While belief is available to all, for some it does not come easily.
“For some, it is a process that takes time, diligence, patience and earnest seeking, sometimes for a lifetime,” he said.
No matter how long it takes an individual personally, he or she can be certain that God will not “unfriend” any who draw near to Him and seek to follow His way.
“The more we are filled with God’s light, the more our hearts are filled with love — for Him and for those around us, His children, our brothers and sisters — the stronger we grow in spirit and in truth, the healthier we are spiritually.”
Recognizing all will experience times of sorrow and trial in life, it is through continuing to be a “light gatherer and disciple of Jesus Christ” that a person will experience “His abiding joy in the midst of your trials.”
“You will feel His watchful hand guiding your steps,” Elder Uchtdorf said.
Gathering light is a full-time day job, and is not something only received from a class or sermon, the leader taught.

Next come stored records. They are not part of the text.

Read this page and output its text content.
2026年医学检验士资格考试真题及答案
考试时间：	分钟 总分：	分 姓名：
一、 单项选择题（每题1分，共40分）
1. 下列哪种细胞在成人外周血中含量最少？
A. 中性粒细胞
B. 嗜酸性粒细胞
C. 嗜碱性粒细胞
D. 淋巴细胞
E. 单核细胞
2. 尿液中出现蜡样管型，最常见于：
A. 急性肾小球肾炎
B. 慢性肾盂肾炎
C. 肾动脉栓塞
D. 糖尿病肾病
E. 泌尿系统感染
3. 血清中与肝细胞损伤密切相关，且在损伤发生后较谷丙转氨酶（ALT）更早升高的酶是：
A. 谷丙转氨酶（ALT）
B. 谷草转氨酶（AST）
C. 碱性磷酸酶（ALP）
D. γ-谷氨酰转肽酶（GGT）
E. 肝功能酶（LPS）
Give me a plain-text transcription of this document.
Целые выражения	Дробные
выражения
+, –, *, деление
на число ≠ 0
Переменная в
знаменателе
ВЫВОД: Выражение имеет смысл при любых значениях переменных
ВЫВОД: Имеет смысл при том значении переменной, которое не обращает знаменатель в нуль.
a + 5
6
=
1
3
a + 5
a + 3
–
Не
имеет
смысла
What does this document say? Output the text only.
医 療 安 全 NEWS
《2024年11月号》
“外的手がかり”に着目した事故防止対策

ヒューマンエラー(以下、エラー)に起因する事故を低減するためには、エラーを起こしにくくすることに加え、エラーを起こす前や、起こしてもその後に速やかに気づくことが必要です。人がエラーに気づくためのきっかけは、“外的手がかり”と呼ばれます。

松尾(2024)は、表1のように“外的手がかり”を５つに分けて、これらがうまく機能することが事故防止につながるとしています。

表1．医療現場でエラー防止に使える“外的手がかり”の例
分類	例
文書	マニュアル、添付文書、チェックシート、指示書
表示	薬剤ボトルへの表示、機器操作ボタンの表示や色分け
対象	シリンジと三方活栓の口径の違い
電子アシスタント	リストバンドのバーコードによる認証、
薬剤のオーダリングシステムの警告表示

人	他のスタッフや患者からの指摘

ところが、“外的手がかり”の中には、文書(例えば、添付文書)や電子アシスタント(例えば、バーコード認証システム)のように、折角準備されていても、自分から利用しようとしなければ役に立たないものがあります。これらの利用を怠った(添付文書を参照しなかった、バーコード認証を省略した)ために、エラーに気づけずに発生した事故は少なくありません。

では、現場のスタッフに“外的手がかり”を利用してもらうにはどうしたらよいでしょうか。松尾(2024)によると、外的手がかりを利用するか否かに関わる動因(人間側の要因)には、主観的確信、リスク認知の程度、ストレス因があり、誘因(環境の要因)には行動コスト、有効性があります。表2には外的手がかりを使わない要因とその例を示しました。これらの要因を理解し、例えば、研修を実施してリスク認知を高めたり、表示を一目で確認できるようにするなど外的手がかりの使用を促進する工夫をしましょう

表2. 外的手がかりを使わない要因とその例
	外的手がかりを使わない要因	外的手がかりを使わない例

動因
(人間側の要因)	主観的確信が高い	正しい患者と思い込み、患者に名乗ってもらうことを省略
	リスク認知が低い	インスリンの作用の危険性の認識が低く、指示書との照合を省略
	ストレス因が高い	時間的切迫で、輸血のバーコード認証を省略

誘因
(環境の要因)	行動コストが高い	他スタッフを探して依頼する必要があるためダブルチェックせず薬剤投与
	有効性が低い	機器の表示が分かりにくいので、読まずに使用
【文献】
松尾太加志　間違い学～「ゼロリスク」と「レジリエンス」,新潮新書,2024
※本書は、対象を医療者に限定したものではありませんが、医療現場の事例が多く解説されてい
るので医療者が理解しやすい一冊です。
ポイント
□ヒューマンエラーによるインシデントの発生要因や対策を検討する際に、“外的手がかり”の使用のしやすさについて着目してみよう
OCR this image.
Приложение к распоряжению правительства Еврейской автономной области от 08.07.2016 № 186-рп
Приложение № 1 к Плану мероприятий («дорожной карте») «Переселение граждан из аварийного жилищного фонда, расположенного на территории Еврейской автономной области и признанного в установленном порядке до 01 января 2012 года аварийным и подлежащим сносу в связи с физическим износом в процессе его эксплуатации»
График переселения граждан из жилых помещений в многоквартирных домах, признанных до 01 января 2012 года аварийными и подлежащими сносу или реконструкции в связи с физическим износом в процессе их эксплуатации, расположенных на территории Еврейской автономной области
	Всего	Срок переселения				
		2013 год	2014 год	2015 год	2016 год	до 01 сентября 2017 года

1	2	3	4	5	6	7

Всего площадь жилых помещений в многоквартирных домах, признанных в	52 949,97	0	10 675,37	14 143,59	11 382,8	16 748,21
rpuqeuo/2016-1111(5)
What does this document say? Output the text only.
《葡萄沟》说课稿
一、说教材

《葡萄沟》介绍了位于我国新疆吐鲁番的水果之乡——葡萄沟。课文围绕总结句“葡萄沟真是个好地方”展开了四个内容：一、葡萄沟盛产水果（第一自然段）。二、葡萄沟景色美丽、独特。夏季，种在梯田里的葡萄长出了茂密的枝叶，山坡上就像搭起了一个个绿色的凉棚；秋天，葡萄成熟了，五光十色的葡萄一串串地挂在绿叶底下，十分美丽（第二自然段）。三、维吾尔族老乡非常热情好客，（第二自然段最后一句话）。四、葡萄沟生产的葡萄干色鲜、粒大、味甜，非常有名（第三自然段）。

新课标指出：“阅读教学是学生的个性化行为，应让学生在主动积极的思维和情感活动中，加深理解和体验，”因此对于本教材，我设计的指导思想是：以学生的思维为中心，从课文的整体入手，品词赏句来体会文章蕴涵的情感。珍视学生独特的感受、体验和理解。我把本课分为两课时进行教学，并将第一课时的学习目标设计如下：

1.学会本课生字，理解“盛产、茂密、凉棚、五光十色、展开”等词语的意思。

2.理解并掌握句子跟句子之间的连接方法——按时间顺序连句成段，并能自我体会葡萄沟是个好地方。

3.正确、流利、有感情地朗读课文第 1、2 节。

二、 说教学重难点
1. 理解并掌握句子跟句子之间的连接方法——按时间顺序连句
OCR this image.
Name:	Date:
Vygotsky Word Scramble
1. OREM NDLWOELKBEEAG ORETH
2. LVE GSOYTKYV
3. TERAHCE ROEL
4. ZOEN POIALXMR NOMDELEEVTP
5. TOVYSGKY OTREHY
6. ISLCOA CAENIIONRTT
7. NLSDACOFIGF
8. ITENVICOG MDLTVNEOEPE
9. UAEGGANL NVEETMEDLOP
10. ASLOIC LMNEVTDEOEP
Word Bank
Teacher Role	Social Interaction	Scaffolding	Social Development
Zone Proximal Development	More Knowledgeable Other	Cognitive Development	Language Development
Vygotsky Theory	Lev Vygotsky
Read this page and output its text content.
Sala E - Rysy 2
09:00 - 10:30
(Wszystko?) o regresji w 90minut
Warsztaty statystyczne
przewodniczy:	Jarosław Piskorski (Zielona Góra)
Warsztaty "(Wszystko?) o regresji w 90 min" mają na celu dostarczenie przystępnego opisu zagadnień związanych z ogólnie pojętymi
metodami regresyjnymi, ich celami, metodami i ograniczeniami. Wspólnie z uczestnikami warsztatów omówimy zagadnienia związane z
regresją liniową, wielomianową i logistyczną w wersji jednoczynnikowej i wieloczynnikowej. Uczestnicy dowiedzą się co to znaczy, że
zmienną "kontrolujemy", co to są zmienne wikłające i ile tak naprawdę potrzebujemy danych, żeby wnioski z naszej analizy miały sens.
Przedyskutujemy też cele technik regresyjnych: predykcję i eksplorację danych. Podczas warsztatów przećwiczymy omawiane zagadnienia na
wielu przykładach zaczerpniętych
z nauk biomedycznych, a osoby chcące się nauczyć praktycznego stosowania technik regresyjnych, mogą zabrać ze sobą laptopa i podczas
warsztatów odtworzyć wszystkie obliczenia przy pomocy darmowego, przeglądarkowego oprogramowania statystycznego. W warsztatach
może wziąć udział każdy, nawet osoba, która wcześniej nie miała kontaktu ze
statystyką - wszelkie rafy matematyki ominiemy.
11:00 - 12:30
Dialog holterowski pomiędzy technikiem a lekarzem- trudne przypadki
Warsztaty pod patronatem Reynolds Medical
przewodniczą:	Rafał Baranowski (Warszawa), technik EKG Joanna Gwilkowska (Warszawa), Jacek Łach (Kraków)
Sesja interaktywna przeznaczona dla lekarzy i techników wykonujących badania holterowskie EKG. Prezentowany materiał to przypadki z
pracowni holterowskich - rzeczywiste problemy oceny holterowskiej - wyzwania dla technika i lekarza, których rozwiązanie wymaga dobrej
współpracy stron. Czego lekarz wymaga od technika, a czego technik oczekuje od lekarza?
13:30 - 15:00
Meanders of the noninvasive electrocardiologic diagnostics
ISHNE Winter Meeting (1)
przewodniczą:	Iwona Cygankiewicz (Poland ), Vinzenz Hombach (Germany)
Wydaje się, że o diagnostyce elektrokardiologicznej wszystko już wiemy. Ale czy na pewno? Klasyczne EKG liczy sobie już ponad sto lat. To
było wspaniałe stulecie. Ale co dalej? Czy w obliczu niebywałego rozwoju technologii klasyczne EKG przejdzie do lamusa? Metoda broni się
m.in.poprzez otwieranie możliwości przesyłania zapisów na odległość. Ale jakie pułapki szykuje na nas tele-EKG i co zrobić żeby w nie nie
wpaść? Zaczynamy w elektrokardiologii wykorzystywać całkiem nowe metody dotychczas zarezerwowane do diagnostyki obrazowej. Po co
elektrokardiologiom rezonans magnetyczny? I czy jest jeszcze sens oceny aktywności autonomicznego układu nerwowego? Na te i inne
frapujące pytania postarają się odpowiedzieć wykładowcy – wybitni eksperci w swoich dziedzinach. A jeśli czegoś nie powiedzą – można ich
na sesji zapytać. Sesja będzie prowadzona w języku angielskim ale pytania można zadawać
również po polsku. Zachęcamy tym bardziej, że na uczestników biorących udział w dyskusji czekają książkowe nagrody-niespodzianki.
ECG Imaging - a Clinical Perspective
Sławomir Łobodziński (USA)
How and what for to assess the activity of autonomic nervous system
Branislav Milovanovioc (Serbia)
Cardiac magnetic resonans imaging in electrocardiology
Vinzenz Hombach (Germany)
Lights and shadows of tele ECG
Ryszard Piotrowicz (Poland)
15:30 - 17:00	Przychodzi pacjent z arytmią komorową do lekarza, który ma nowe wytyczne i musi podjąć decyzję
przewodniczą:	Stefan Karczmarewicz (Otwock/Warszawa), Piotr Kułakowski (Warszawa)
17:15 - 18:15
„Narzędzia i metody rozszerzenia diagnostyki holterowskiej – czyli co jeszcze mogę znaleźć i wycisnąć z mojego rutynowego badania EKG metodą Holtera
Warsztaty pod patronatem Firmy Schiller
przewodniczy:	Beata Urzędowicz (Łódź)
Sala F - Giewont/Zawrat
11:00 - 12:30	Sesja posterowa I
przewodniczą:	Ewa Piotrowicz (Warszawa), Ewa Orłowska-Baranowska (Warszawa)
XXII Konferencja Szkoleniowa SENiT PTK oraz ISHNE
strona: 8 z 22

“It cannot be checked off a list and considered completed,” he said. “It is a process of every day and every hour of your life. When you awake in the morning, you begin your quest for light. And when you finish the day, you evaluate your engagement in this specific task.”
As a person receives this light, he or she must let it shine so that others will see it and glorify God, he taught.
“This great quest for light has the power to enlighten your minds, expand your spirits, and endow you with penetrating understanding and profound joy,” he said. “It allows you to grow in the redeeming and exalting glory that proceeds from the presence of your magnificent Heavenly Father, our Heavenly Father. This is as worthy a quest for a disciple of Jesus Christ and one that is truly worthy of your best and finest efforts.”
Other speakers at the event included Elder Kim B. Clark, a General Authority Seventy and Commissioner of Education for the Church, and BYU-Hawaii President John S. Tanner. This semester’s graduating class includes students earning 201 bachelor degrees and 15 associate degrees. Graduates come from 29 different countries and 19 U.S. states and range in age from 19-47 years old.
“We need all of us to grow in our spiritual and temporal knowledge and understanding,” Elder Clark said. “All of us need to be lifelong gospel learners.”
Elder Clark shared with graduates five elements of a BYU-Hawaii education to incorporate in their own “house of learning.”
First, make homes a sanctuary of faith in Jesus Christ, focusing on obedience, consecration, humility and trust. Second, include learning and teaching by the Holy Spirit. Third, keep the House of the Lord close — both spiritually and physically through serving and working in the temple. Forth, feast on the words of Christ. And finally, create a house of love.
“Your experience at BYU-Hawaii will be a tremendous blessing as you seek to build a center of gospel learning in your homes,” he said. “You will teach your children the doctrine of Jesus Christ by the power of the Holy Ghost your children will feel the Savior’s love and see His light in you.”
President Tanner reminded graduates "who they are and whose they are" and encouraged grads to never forget their "eternal identity."
Prior to graduation, the Uchtdorfs were able to visit with and sing Christmas carols with students who work at the Polynesian Cultural Center.
“Many have young families, study hard, … in addition [to] … the regular challenges of life — pain, illness, disappointment, tragic events, doubt, everything — even in a part of the world that most of us would describe as paradise,” Elder Uchtdorf told the Church News.
Despite those challenges, “the students earn their living at the PCC in very different responsibilities, always being happy and wonderful ambassadors for the Church.”